I'm sure that the above program gives the output as some junk value(Thats what happenes when i compile and run). But I read in an article that it is possible for some compilers to give the output as 4 itself. The explanation given was that it is related to activation stack and activation frames. I dont understand. Is it something like the value of int a=4 from bar() function is stored somewhere in the activation stack for future use??I'm confused!!

Answer 1

To be clear it is possible that foo's a will end up with the 4 in it that bar set there (nothing to do with them having the same name BTW). But this is highly dependent on the compiler machines etc.

What you are actually doing (in foo) is 'undefined behavior', you use a without giving it a value. Undefined means the compiler may do anything, format your harddrive, print any random value including you best friends birthdate, or it could print 4.

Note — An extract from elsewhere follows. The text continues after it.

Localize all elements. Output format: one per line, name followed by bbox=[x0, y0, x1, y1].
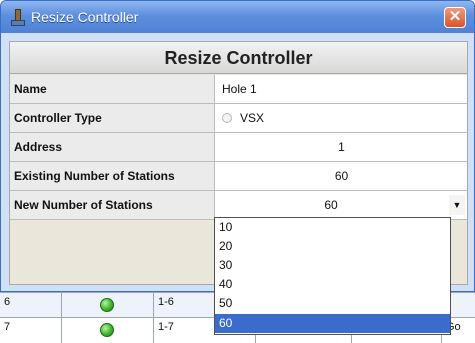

Why might it be 4, because the way stack frames are built on many systems will results in bar writing 4 to an address and foo reading it back. The 2 functions have the same paramters, return type and number of locals so its possible that the first local will be allocated in the same memory location. THis is why you read that they could have the same value, but this is by accident not by design

BTW did you get 4 or not, probaly not

Answer 2

Don't worry about what some compilers might do. It's called "undefined behavior". Always make sure you initialize your variables to whatever you want them to be.

So again, it's pointless to try to "understand" because there's no logic, and it's certainly not "expected behavior". But, it's conceivable that some compilers would reuse a register on the cpu if the functions are inlined, so yes it could happen. If you're concerned somehow about someone running a function after yours and "stealing your value", then just set it to zero before exiting your function. But that is not "Best Practices".

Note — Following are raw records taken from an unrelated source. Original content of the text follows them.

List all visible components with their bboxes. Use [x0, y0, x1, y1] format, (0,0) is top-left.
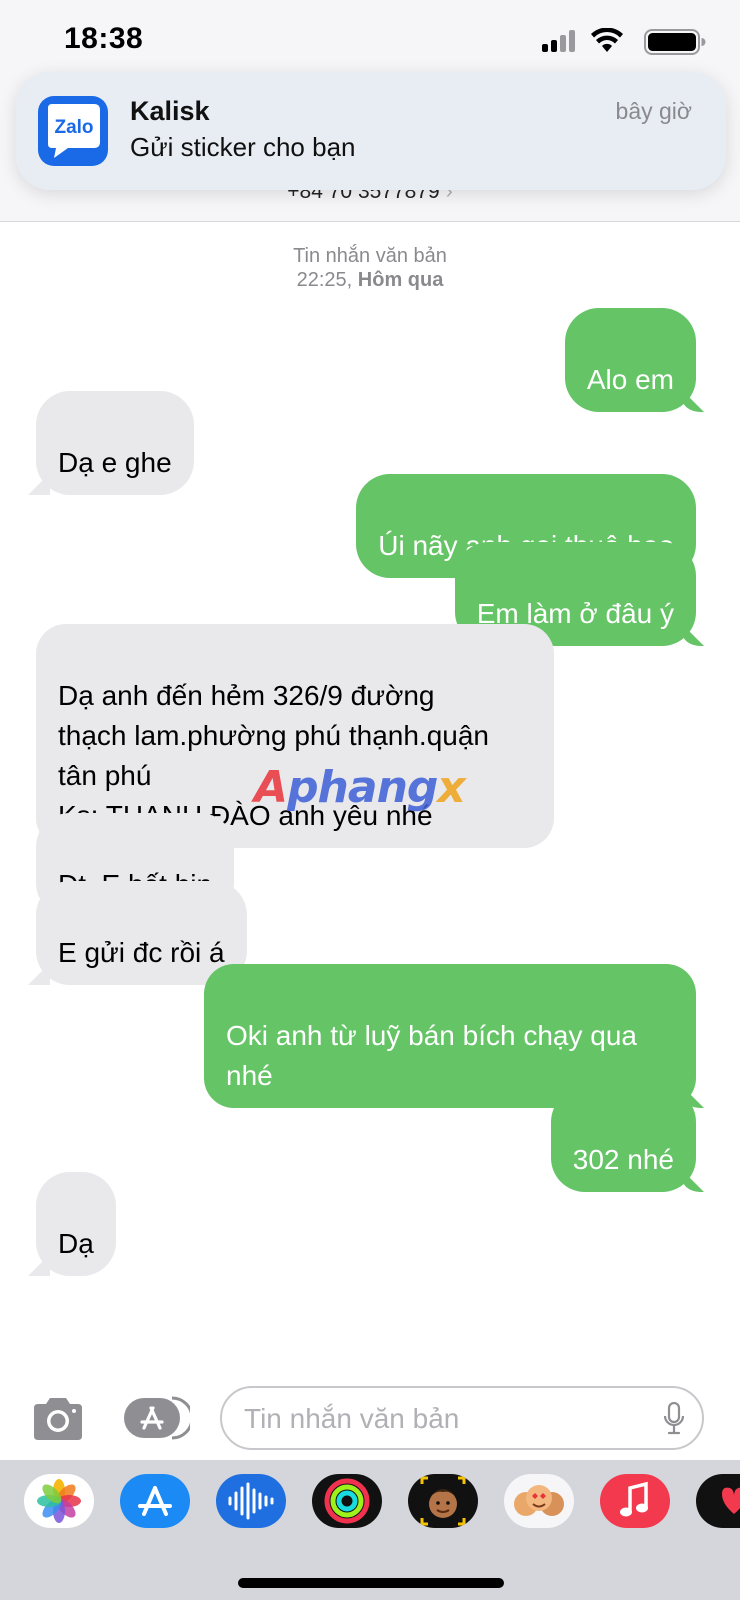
message-bubble-sent[interactable]: 302 nhé	[550, 1088, 696, 1192]
timestamp-datetime: 22:25, Hôm qua	[0, 268, 740, 292]
timestamp-time: 22:25,	[296, 269, 353, 291]
status-time: 18:38	[64, 22, 144, 55]
message-text: Dạ	[58, 1228, 94, 1259]
app-store-icon[interactable]	[120, 1474, 190, 1528]
message-bubble-received[interactable]: Dạ	[36, 1172, 116, 1276]
status-bar: 18:38	[0, 0, 740, 80]
notification-time: bây giờ	[615, 98, 692, 124]
microphone-icon[interactable]	[662, 1402, 686, 1436]
audio-message-icon[interactable]	[216, 1474, 286, 1528]
timestamp-day: Hôm qua	[357, 269, 444, 291]
message-input-placeholder: Tin nhắn văn bản	[244, 1403, 460, 1434]
message-bubble-sent[interactable]: Alo em	[564, 308, 696, 412]
music-icon[interactable]	[600, 1474, 670, 1528]
notification-title: Kalisk	[130, 96, 210, 126]
message-text: Oki anh từ luỹ bán bích chạy qua nhé	[226, 1020, 637, 1091]
message-input[interactable]: Tin nhắn văn bản	[220, 1386, 704, 1450]
message-text: Alo em	[586, 364, 674, 395]
photos-icon[interactable]	[24, 1474, 94, 1528]
message-timestamp: Tin nhắn văn bản 22:25, Hôm qua	[0, 244, 740, 292]
zalo-icon-text: Zalo	[54, 117, 93, 138]
cellular-signal-icon	[542, 30, 576, 52]
message-bubble-sent[interactable]: Oki anh từ luỹ bán bích chạy qua nhé	[204, 964, 696, 1108]
heart-app-icon[interactable]	[696, 1474, 740, 1528]
wifi-icon	[591, 28, 623, 52]
notification-body: Gửi sticker cho bạn	[130, 132, 356, 162]
app-store-button-icon[interactable]	[122, 1396, 190, 1440]
memoji-icon[interactable]	[408, 1474, 478, 1528]
watermark-logo: Aphangx	[254, 762, 466, 813]
message-text: 302 nhé	[572, 1144, 674, 1175]
home-indicator[interactable]	[238, 1578, 504, 1588]
activity-icon[interactable]	[312, 1474, 382, 1528]
battery-icon	[644, 29, 706, 55]
message-text: Dạ e ghe	[58, 447, 172, 478]
memoji-stickers-icon[interactable]	[504, 1474, 574, 1528]
message-text: E gửi đc rồi á	[58, 937, 225, 968]
timestamp-label: Tin nhắn văn bản	[293, 245, 447, 267]
message-bubble-received[interactable]: Dạ e ghe	[36, 391, 194, 495]
status-icons	[536, 28, 706, 55]
notification-banner[interactable]: Zalo Kalisk Gửi sticker cho bạn bây giờ	[16, 72, 726, 190]
camera-icon[interactable]	[30, 1396, 86, 1442]
zalo-app-icon: Zalo	[38, 96, 108, 166]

In other words, even if the second function used 'b' instead of a, it could have 4 in it if they are reusing the memory space. Or some other compiler might actually preallocate in alphabetical order, so only 'a' would work. Again, it's undefined behavior.

Answer 3

Function foo uses an uninitialised variable. The compiler is free to do what it likes in this situation. In practise, you might get a variable that was previously placed on the stack in a now defunct frame. It could be 4, as you say, but it could be anything else instead. Never rely on this sort of behaviour...it could be 99% reliable but go wrong on the 100th try.

Answer 4

Although the two variables have the same name, they are stored in different addresses and the second a that was initialized by compiler has possibly another value than 4.

Here it looks like a, but once compiled, those two local variables are different and can't be the same.